Танцующие собрались за оградой на лужайке, которая примыкала к скотному двору и представляла собою нечто вроде тока, окруженного высокими деревьями и поросшего травой; от вечерней сырости трава была мокрая, как после дождя. Луна так ярко озаряла этот импровизированный праздник, что никакого другого освещения не требовалось. Здесь были по преимуществу сборщики винограда из артели, работавшей у мсье Доминика, да двое-трое парней, живших неподалеку и явившихся на звуки волынки. Затрудняюсь сказать, насколько одарен был волынщик, но он дул в биниу с великим пылом и извлекал из своего инструмента необычайно протяжные и пронзительные ноты, так резко отдававшиеся в безветренном и гулком ночном воздухе, что, слушая его, я понимал, почему эта музыка слышна была в Вильнёве несмотря на расстояние; она разносилась по округе на полумилю, и тем из местных девушек, кто уже спал, в ту ночь наверняка снились кадрили. Парни ограничились тем, что сняли рабочие блузы, их партнерши переменили чепцы и подоткнули домотканые передники, но все остались в сабо – «бо», как говорят они сами; наверное, в своей привычной обуви они чувствовали себя увереннее и к тому же этими тяжеловесными деревяшками удобнее отбивать такт столь же тяжеловесной пантомимы с прыжками, именуемой бурре.[3] По двору мелькали служанки со свечой в руке, они сновали между кухней и помещением, где были накрыты столы, и, когда волынщик прекращал игру, чтобы набрать воздуху в легкие, слышно было, как поскрипывает пресс в давильне, отжимая оставшийся виноград.

Там-то, среди балок, брусьев, воротов и вращающихся колес этой удивительной лаборатории, мы и нашли мсье Доминика.
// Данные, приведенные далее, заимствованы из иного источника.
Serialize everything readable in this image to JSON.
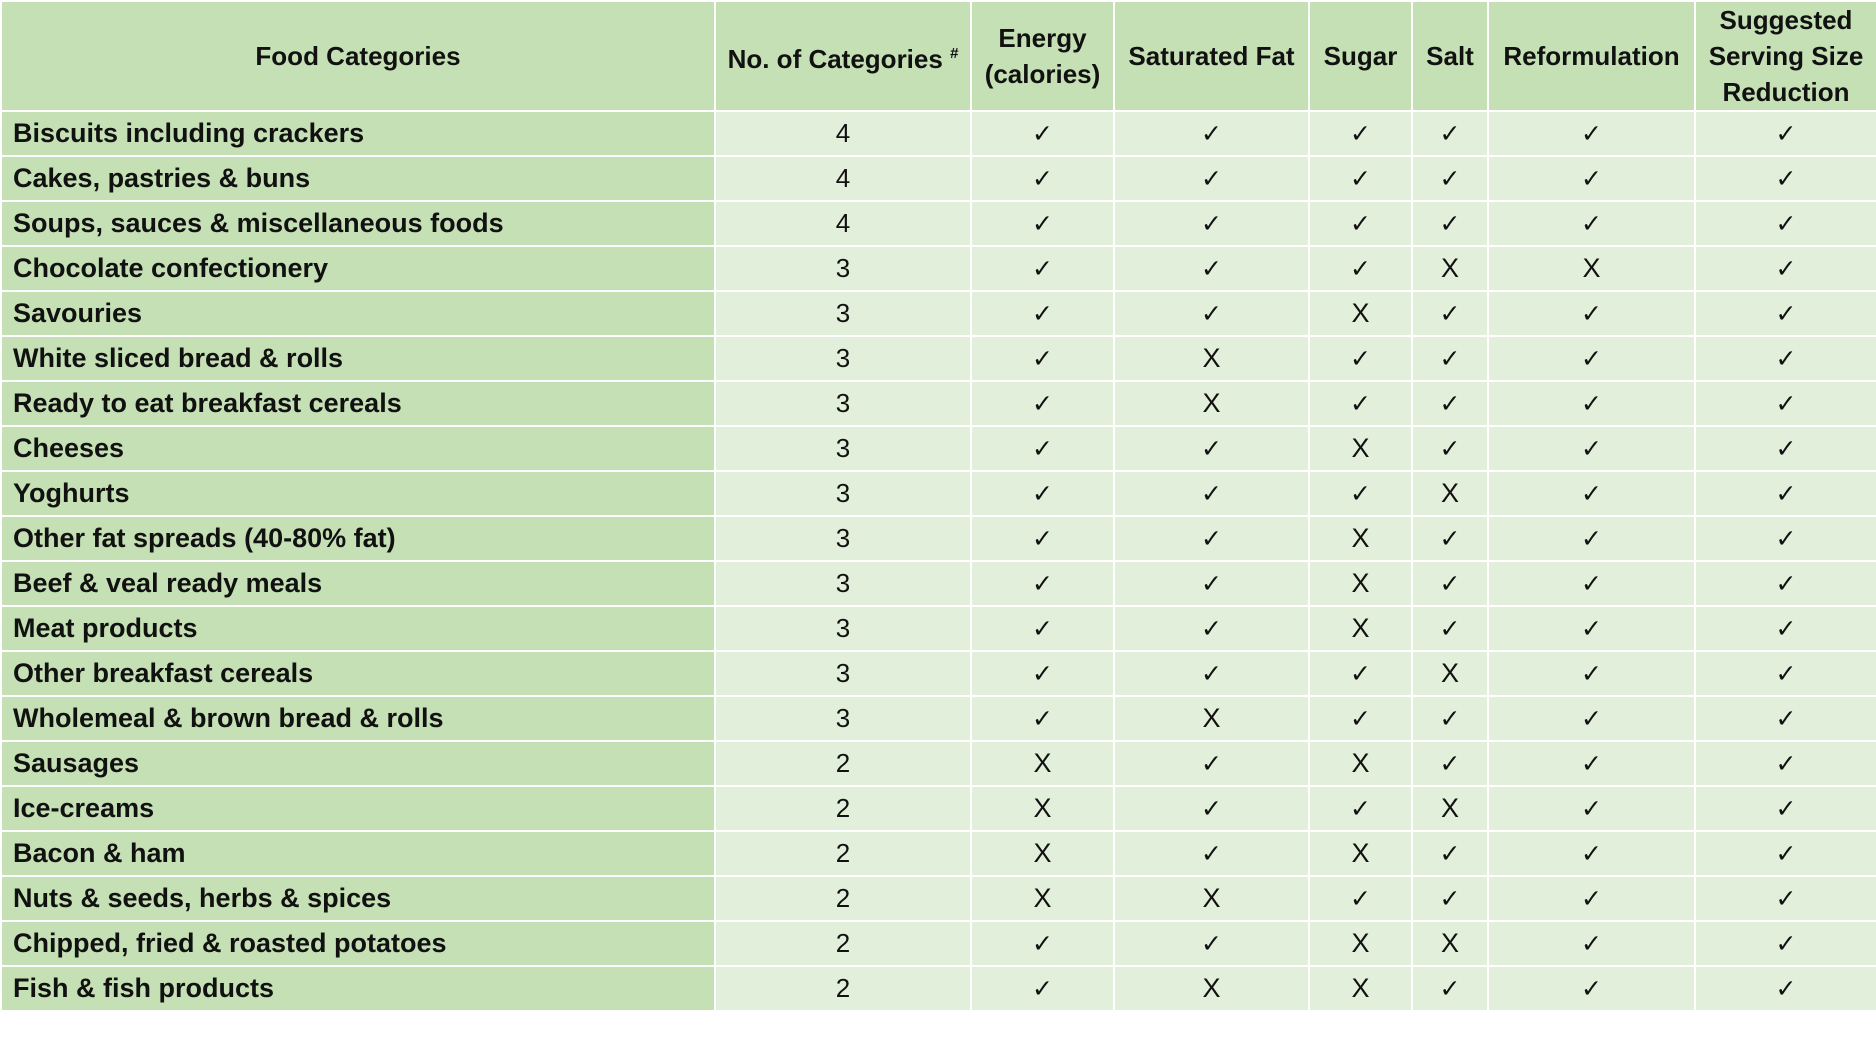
{
  "headers": {
    "food": "Food Categories",
    "count": "No. of Categories",
    "count_sup": "#",
    "energy": "Energy (calories)",
    "satfat": "Saturated Fat",
    "sugar": "Sugar",
    "salt": "Salt",
    "reform": "Reformulation",
    "serving": "Suggested Serving Size Reduction"
  },
  "symbols": {
    "yes": "✓",
    "no": "X"
  },
  "rows": [
    {
      "name": "Biscuits including crackers",
      "count": "4",
      "energy": "✓",
      "satfat": "✓",
      "sugar": "✓",
      "salt": "✓",
      "reform": "✓",
      "serving": "✓"
    },
    {
      "name": "Cakes, pastries & buns",
      "count": "4",
      "energy": "✓",
      "satfat": "✓",
      "sugar": "✓",
      "salt": "✓",
      "reform": "✓",
      "serving": "✓"
    },
    {
      "name": "Soups, sauces & miscellaneous foods",
      "count": "4",
      "energy": "✓",
      "satfat": "✓",
      "sugar": "✓",
      "salt": "✓",
      "reform": "✓",
      "serving": "✓"
    },
    {
      "name": "Chocolate confectionery",
      "count": "3",
      "energy": "✓",
      "satfat": "✓",
      "sugar": "✓",
      "salt": "X",
      "reform": "X",
      "serving": "✓"
    },
    {
      "name": "Savouries",
      "count": "3",
      "energy": "✓",
      "satfat": "✓",
      "sugar": "X",
      "salt": "✓",
      "reform": "✓",
      "serving": "✓"
    },
    {
      "name": "White sliced bread & rolls",
      "count": "3",
      "energy": "✓",
      "satfat": "X",
      "sugar": "✓",
      "salt": "✓",
      "reform": "✓",
      "serving": "✓"
    },
    {
      "name": "Ready to eat breakfast cereals",
      "count": "3",
      "energy": "✓",
      "satfat": "X",
      "sugar": "✓",
      "salt": "✓",
      "reform": "✓",
      "serving": "✓"
    },
    {
      "name": "Cheeses",
      "count": "3",
      "energy": "✓",
      "satfat": "✓",
      "sugar": "X",
      "salt": "✓",
      "reform": "✓",
      "serving": "✓"
    },
    {
      "name": "Yoghurts",
      "count": "3",
      "energy": "✓",
      "satfat": "✓",
      "sugar": "✓",
      "salt": "X",
      "reform": "✓",
      "serving": "✓"
    },
    {
      "name": "Other fat spreads (40-80% fat)",
      "count": "3",
      "energy": "✓",
      "satfat": "✓",
      "sugar": "X",
      "salt": "✓",
      "reform": "✓",
      "serving": "✓"
    },
    {
      "name": "Beef & veal ready meals",
      "count": "3",
      "energy": "✓",
      "satfat": "✓",
      "sugar": "X",
      "salt": "✓",
      "reform": "✓",
      "serving": "✓"
    },
    {
      "name": "Meat products",
      "count": "3",
      "energy": "✓",
      "satfat": "✓",
      "sugar": "X",
      "salt": "✓",
      "reform": "✓",
      "serving": "✓"
    },
    {
      "name": "Other breakfast cereals",
      "count": "3",
      "energy": "✓",
      "satfat": "✓",
      "sugar": "✓",
      "salt": "X",
      "reform": "✓",
      "serving": "✓"
    },
    {
      "name": "Wholemeal & brown bread & rolls",
      "count": "3",
      "energy": "✓",
      "satfat": "X",
      "sugar": "✓",
      "salt": "✓",
      "reform": "✓",
      "serving": "✓"
    },
    {
      "name": "Sausages",
      "count": "2",
      "energy": "X",
      "satfat": "✓",
      "sugar": "X",
      "salt": "✓",
      "reform": "✓",
      "serving": "✓"
    },
    {
      "name": "Ice-creams",
      "count": "2",
      "energy": "X",
      "satfat": "✓",
      "sugar": "✓",
      "salt": "X",
      "reform": "✓",
      "serving": "✓"
    },
    {
      "name": "Bacon & ham",
      "count": "2",
      "energy": "X",
      "satfat": "✓",
      "sugar": "X",
      "salt": "✓",
      "reform": "✓",
      "serving": "✓"
    },
    {
      "name": "Nuts & seeds, herbs & spices",
      "count": "2",
      "energy": "X",
      "satfat": "X",
      "sugar": "✓",
      "salt": "✓",
      "reform": "✓",
      "serving": "✓"
    },
    {
      "name": "Chipped, fried & roasted potatoes",
      "count": "2",
      "energy": "✓",
      "satfat": "✓",
      "sugar": "X",
      "salt": "X",
      "reform": "✓",
      "serving": "✓"
    },
    {
      "name": "Fish & fish products",
      "count": "2",
      "energy": "✓",
      "satfat": "X",
      "sugar": "X",
      "salt": "✓",
      "reform": "✓",
      "serving": "✓"
    }
  ]
}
Две-три лампы весьма скудно освещали обширное помещение, заставленное громоздкими машинами и всевозможными приспособлениями. Сейчас как раз отжимали мязгу,[4] то есть раскладывали виноград, раздавленный в дробилке, и сгребали его аккуратной горкой, чтобы выдавить оставшийся сок. Сусло, стекавшее теперь редкими каплями, с журчаньем иссякающего родника сползало в каменные лохани, и длинный кожаный шланг, похожий на пожарный, отсасывал его оттуда и сливал в чаны в недрах погреба, откуда тянуло уже не сахаристым ароматом раздавленного винограда, а винным духом и веяло особым жаром. Отовсюду стекало молодое вино. Стены запотели от виноградного сока. Хмельной пар туманом обволакивал лампы. Мсье Доминик стоял близ платформы пресса, где работали виноградари, и светил им ручным фонарем, который и позволил нам разглядеть его в полумраке. Он не сменил охотничьего костюма, и его нельзя было бы отличить от работников, если бы они не величали его «сударем» и «хозяином».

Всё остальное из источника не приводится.